Blisters are an occupational hazard for runners, but these little things can develop into a very big issue.

Running injury

Ensuring that you take proper care of a blister can mean that you manage a very minor irritant, rather than being side-lined for a number of weeks. You should never pop or pierce a blister. It is one of the hardest things to resist, but there a few things you can do to prevent further damage. We asked Nick what to do when a blister develops:

“Unless it is painful, we tend to leave them. Just protect the area with a dressing, compeed or 2nd Skin and monitor the blister. If the blister has popped then dress it and you can use iodine spray - make sure that you are checking for infection daily.”

To quash any temptation that you may have in poking and prodding it, you should wrap the blister with a thick pad – this will decrease the pressure.

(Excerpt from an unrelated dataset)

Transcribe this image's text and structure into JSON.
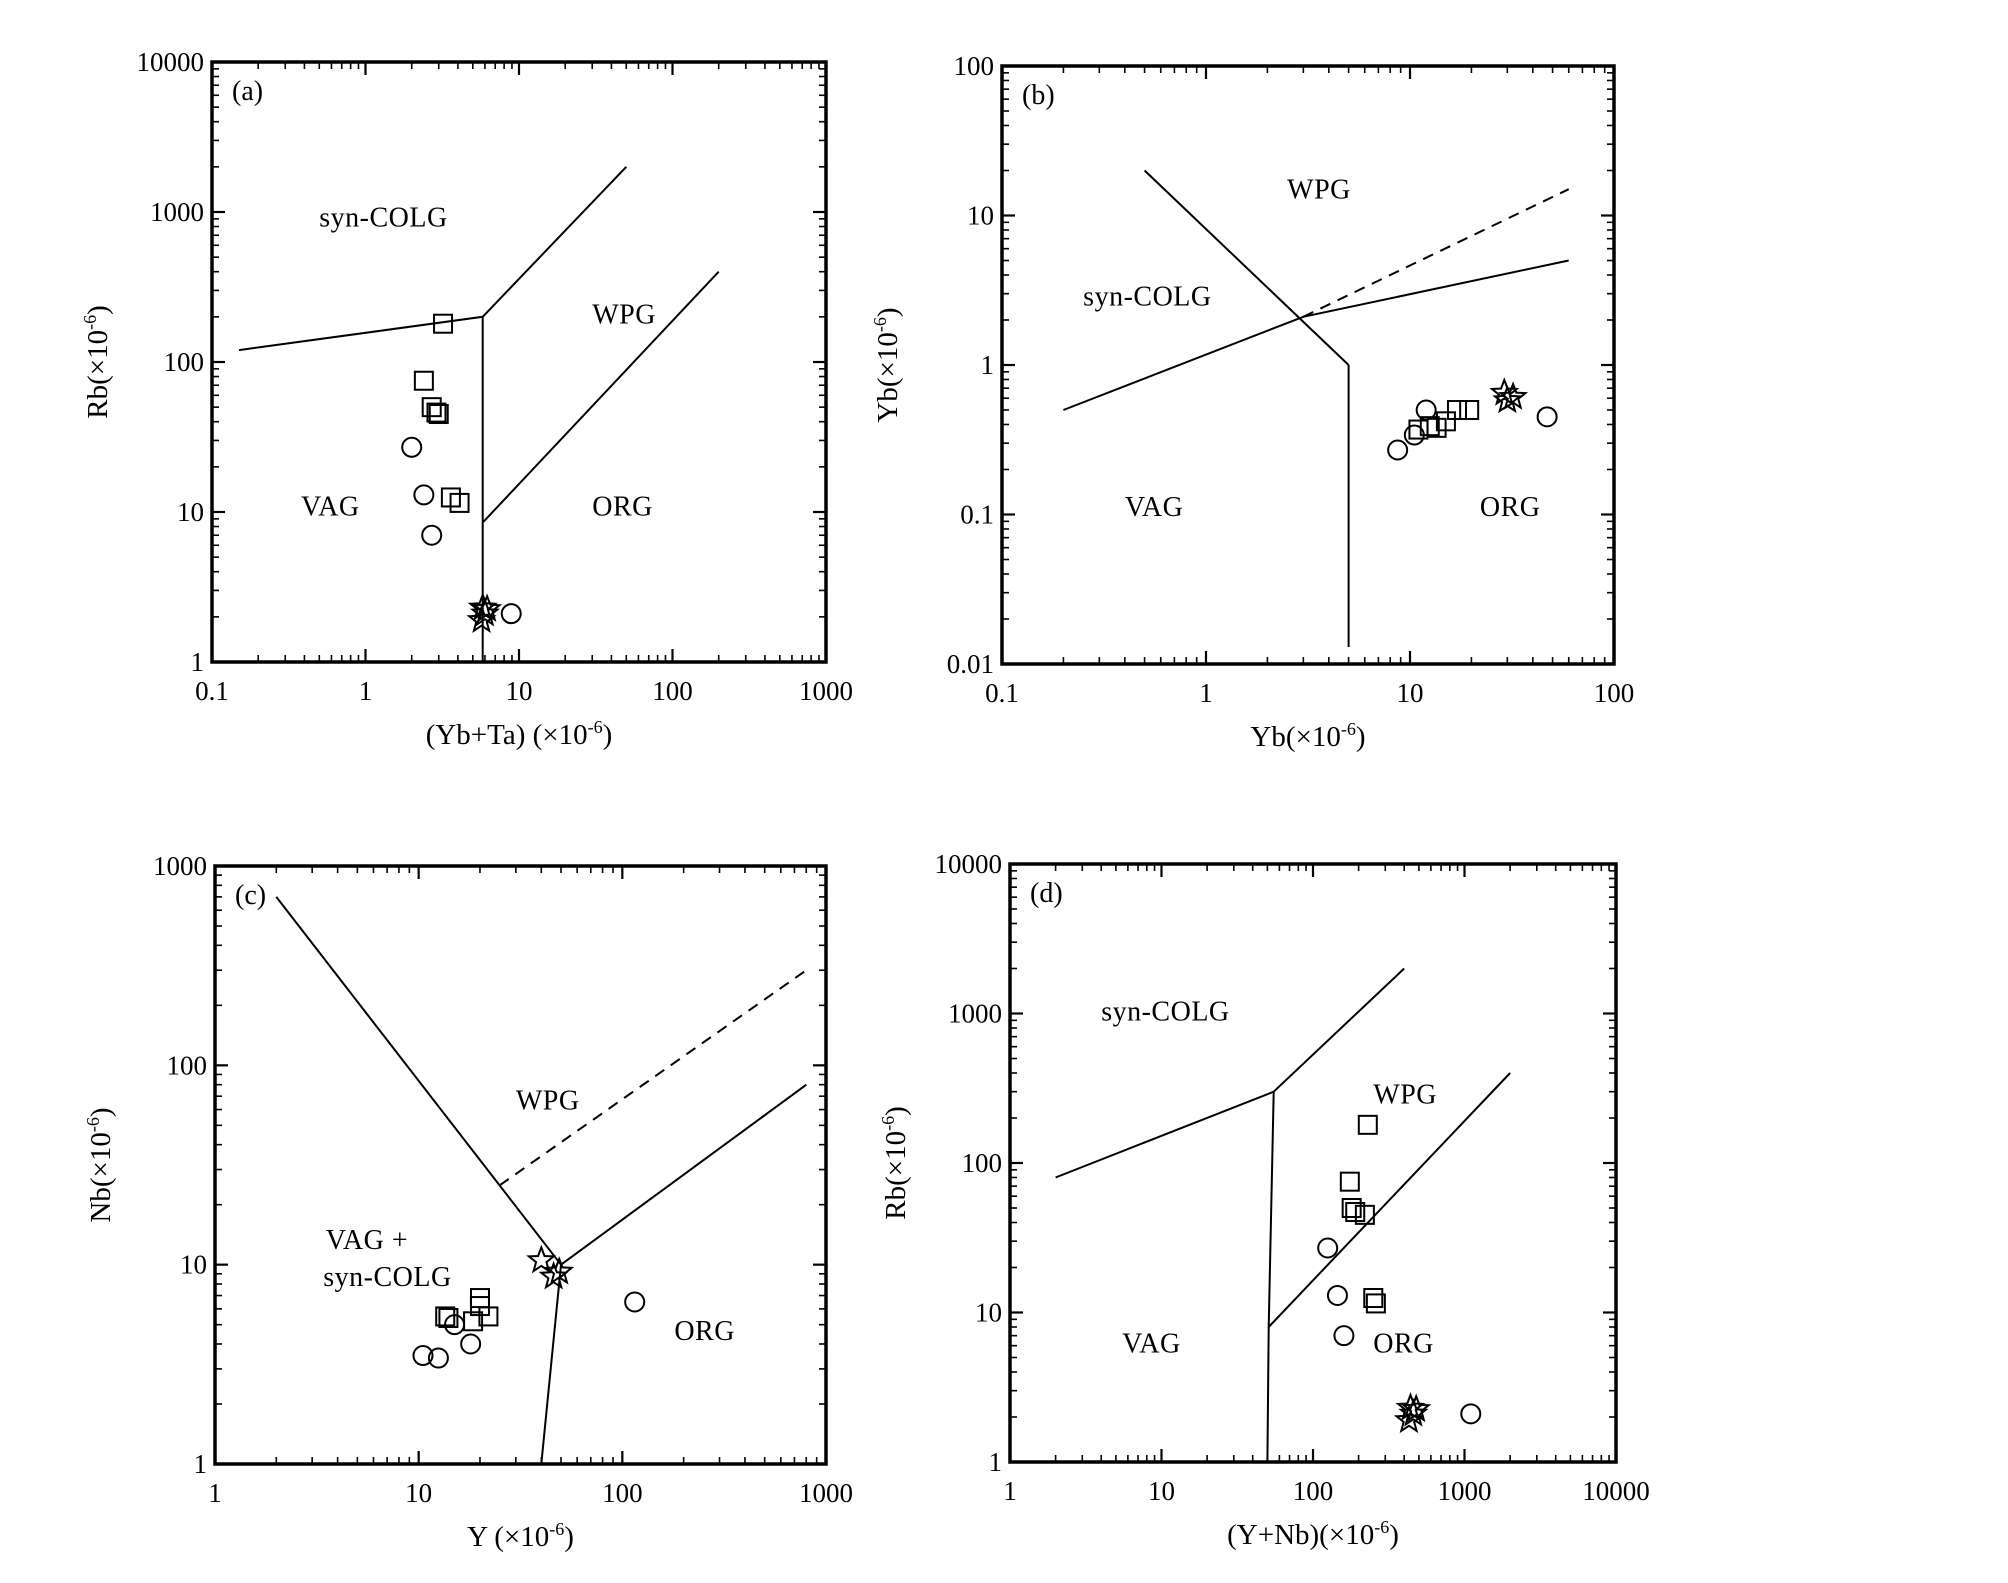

You should also regularly clean and wash the blister, being careful not to puncture it. Any experienced runner will echo this advice, as many can tell you horror stories of a neglected blister or the effects the pain can have on your training.

“Blisters are just as common as black toe nails, it is a myth that friction causes blisters, they are formed by sheer pressure. Like black toe nails, blisters can be caused by poor fitting footwear and even socks. I would recommend getting fitted. Ensure you are using the correct size and breathable running socks, you don’t want your socks sliding around.”


On average you can expect to take between 30,000-40,000 steps during the course of a marathon, while the impact on your feet can equate to almost three times your body weight. This just heightens the importance of a thorough and disciplined training plan, something that Nick says is vital for any runner:

Apart from keeping yourself strong and flexible, it is wise to stick to a training plan, as this will make sure you do not increase mileage too quickly as most injuries we see in clinic are training errors, i.e. running too much too soon, or increasing pace or hill work too quickly.”

A good training plan will not just set your body up for the forthcoming marathon, it will also help to strengthen and develop your muscles. Starting calmly and methodically is essential to prevent any injuries.


Woman runner with injury

However, at some stage you are likely to experience an injury or pain and Nick says this is something not to be ignored:

“If you start getting any niggles in the feet and ankles, it is best to see your local Sports Podiatrist to get on top of the problem, the sooner the better.”

Even the smallest of twinges or pains can develop into something very serious further down the road. It is always worth bearing in mind the complexity of your anatomy. Everything is delicately intertwined and for instance, if you have a minor injury to your foot but decide to continue, you will affect your knees, hips and back.

To counteract the injury, your body will subconsciously try to compensate, avoiding the area of discomfort as you continue to train through your problem. This can be detrimental and can lead to more serious injuries.

Finally, Nick Knight gave us his overall 6 top tips for anyone who is wondering how to take care of their feet before a marathon:

•Word Look after your skin – moisturising daily

•Word Trainers - make sure they fit and are comfortable

•Word Get niggles checked out by your local Sports Podiatrist

•Word Stick to your training plan, don’t do too much too soon

•Word Get running strong

•Word Listen to your feet, they will tell you if there is a problem

Training for a marathon may be the hardest thing you will ever do, but the rewards are massive. You will forever be able to say that you have completed a marathon and that feeling as you cross the line will instantly make you forget about all of those early morning runs in the cold, the aches and pains, the countless pairs of socks you work through and even the blisters.

But if you follow our advice and understand how to take care of your feet before a marathon then you can at least enjoy the thrills of running in comfort.